I had a great conversation with Renée Graham of the Boston Globe and she wrote an editorial about the work. After it was up for a while I noticed that there were comments. Reading them was eye opening.
Almost all the comments were anonymous. Where there were names, they were simply labels-the links went to pages that indicated there was no additional information about the commenter.
Now, Renée's byline is on the article, as is my name. My place of work is referenced. It is very clear who we are, where we are, and what we think. All of that is laid out in the article. So people have direct access to us through email, Twitter, and other platforms.
I talked to Renée about this since may of the comments were deeply personal attacks against her as a person. She told me she never reads the comments and cautioned me not to do so. Then she told me that she gets a lot of these kinds of things in her email. I was stunned. Just imagine opening your email at work and getting anonymous messages from people calling you names or repeating vile, racist canards about black laziness and negligent black fathers.
I don't understand why these people are allowed to be anonymous. I'm out there. Renée is out there. You know our names, faces, where we work, and what we think. Why don't these people have to stones to put their names and faces on their comments? Why don't they just say where they work? Everyone knows I'm a Professor at MassArt, it's in every article. People do web searches and send me email based on this information. Why can't I do the same when they make a comment on an article about me? I thought this was supposed to be an equal platform for communication?

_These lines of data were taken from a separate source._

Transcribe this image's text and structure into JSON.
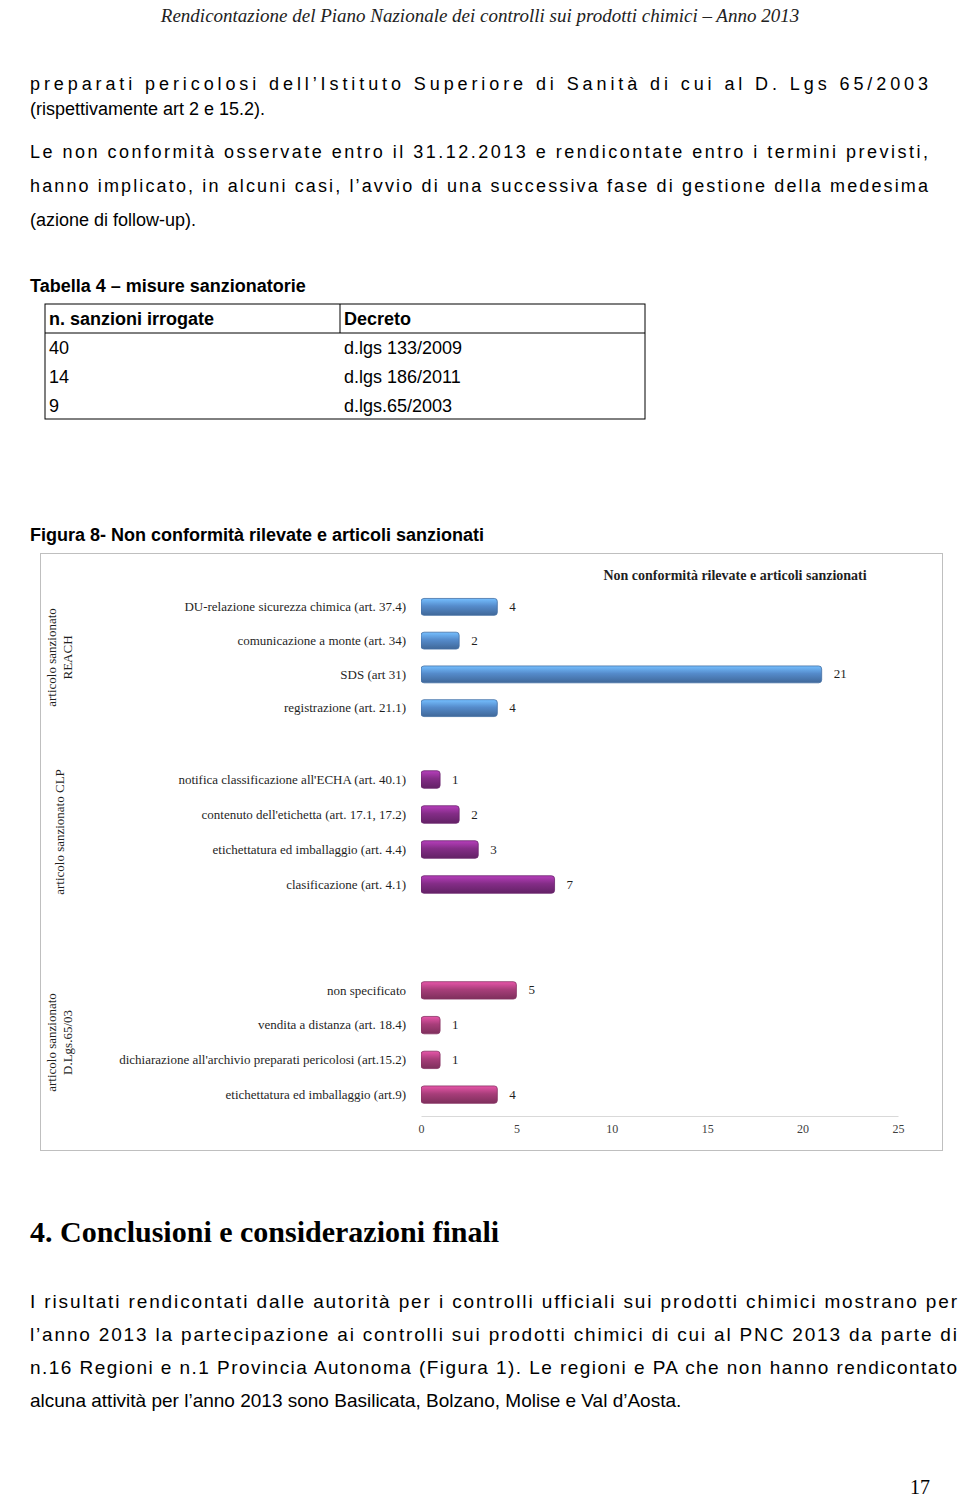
{
  "header": {
    "title": "Rendicontazione del Piano Nazionale dei controlli sui prodotti chimici – Anno 2013"
  },
  "intro": {
    "paragraphs": [
      [
        "preparati pericolosi dell’Istituto Superiore di Sanità di cui al D. Lgs 65/2003",
        "(rispettivamente art 2 e 15.2)."
      ],
      [
        "Le non conformità osservate entro il 31.12.2013 e rendicontate entro i termini previsti,",
        "hanno implicato, in alcuni casi, l’avvio di una successiva fase di gestione della medesima",
        "(azione di follow-up)."
      ]
    ]
  },
  "table": {
    "caption": "Tabella 4 – misure sanzionatorie",
    "columns": [
      "n. sanzioni irrogate",
      "Decreto"
    ],
    "rows": [
      [
        40,
        "d.lgs 133/2009"
      ],
      [
        14,
        "d.lgs 186/2011"
      ],
      [
        9,
        "d.lgs.65/2003"
      ]
    ]
  },
  "figure": {
    "caption": "Figura 8- Non conformità rilevate e articoli sanzionati"
  },
  "chart_data": {
    "type": "bar",
    "orientation": "horizontal",
    "title": "Non conformità rilevate e articoli sanzionati",
    "data_labels": true,
    "xlim": [
      0,
      25
    ],
    "xticks": [
      0,
      5,
      10,
      15,
      20,
      25
    ],
    "groups": [
      {
        "label": [
          "articolo sanzionato",
          "REACH"
        ],
        "color": "#4f81bd",
        "categories": [
          "DU-relazione sicurezza chimica (art. 37.4)",
          "comunicazione a monte (art. 34)",
          "SDS (art 31)",
          "registrazione (art. 21.1)"
        ],
        "values": [
          4,
          2,
          21,
          4
        ]
      },
      {
        "label": [
          "articolo sanzionato CLP"
        ],
        "color": "#7b2a7e",
        "categories": [
          "notifica classificazione all'ECHA (art. 40.1)",
          "contenuto dell'etichetta (art. 17.1, 17.2)",
          "etichettatura ed imballaggio (art. 4.4)",
          "clasificazione (art. 4.1)"
        ],
        "values": [
          1,
          2,
          3,
          7
        ]
      },
      {
        "label": [
          "articolo sanzionato",
          "D.Lgs.65/03"
        ],
        "color": "#9c3a72",
        "categories": [
          "non specificato",
          "vendita a distanza (art. 18.4)",
          "dichiarazione all'archivio preparati pericolosi (art.15.2)",
          "etichettatura ed imballaggio (art.9)"
        ],
        "values": [
          5,
          1,
          1,
          4
        ]
      }
    ]
  },
  "section": {
    "heading": "4. Conclusioni e considerazioni finali",
    "paragraphs": [
      [
        "I risultati rendicontati dalle autorità per i controlli ufficiali sui prodotti chimici mostrano per",
        "l’anno 2013 la partecipazione ai controlli sui prodotti chimici di cui al PNC 2013 da parte di",
        "n.16 Regioni e n.1 Provincia Autonoma (Figura 1). Le regioni e PA che non hanno rendicontato",
        "alcuna attività per l’anno 2013 sono Basilicata, Bolzano, Molise e Val d’Aosta."
      ]
    ]
  },
  "footer": {
    "page": 17
  }
}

I think people say these things because they mean them. If they say them out loud and people hear them, what would probably happen is that they would be forced to answer for these kinds of vile statements. That is different than an online debate. Face to face, I would see your face. I would remember it. I would be able to identify you as a person who has a bigoted nature. Online there is none of that. You can hide behind an avatar or an ironic name. It gives a bigot freedom. It allows snakiness as a currency in a discussion about memorializing people who were traded, trafficked, enslaved, and worked. To death.
Today there was an editorial about the piece from the Editorial Board of the Globe. Within hours, there were commenters. Anonymous. Vile.
Some people say that these are 'bots or Russian trolls looking to gin up controversy and anger. It works. I read the comments and I had to take a shower.
This is not dialog. This is not a conversation and it's not advancing ideas or helping a public discourse. Why do we allow this?
There have been a rash of white people getting busted on cell phone video calling the police on black people for living their lives, calling black people "niggers,' and generally getting caught behaving in the ways that black people have always known the they have behaved. The difference is that they are caught. They do not have the internet to keep them anonymous, in fact the internet is doing just the opposite. They have been met with immediate and equal consequences to their behavior. They have lost jobs, lost clients, been shunned, and the list goes on. I don't have a lot of sympathy for them. In fact, I don't have any sympathy for them at all.
I want that for all of these anonymous commenters. I'd love to know their names, workplaces, and contact information of these people. I would love to send these comments to their family, friends, churches, and communities. I want them to be known the way that I'm known. That would be utopia.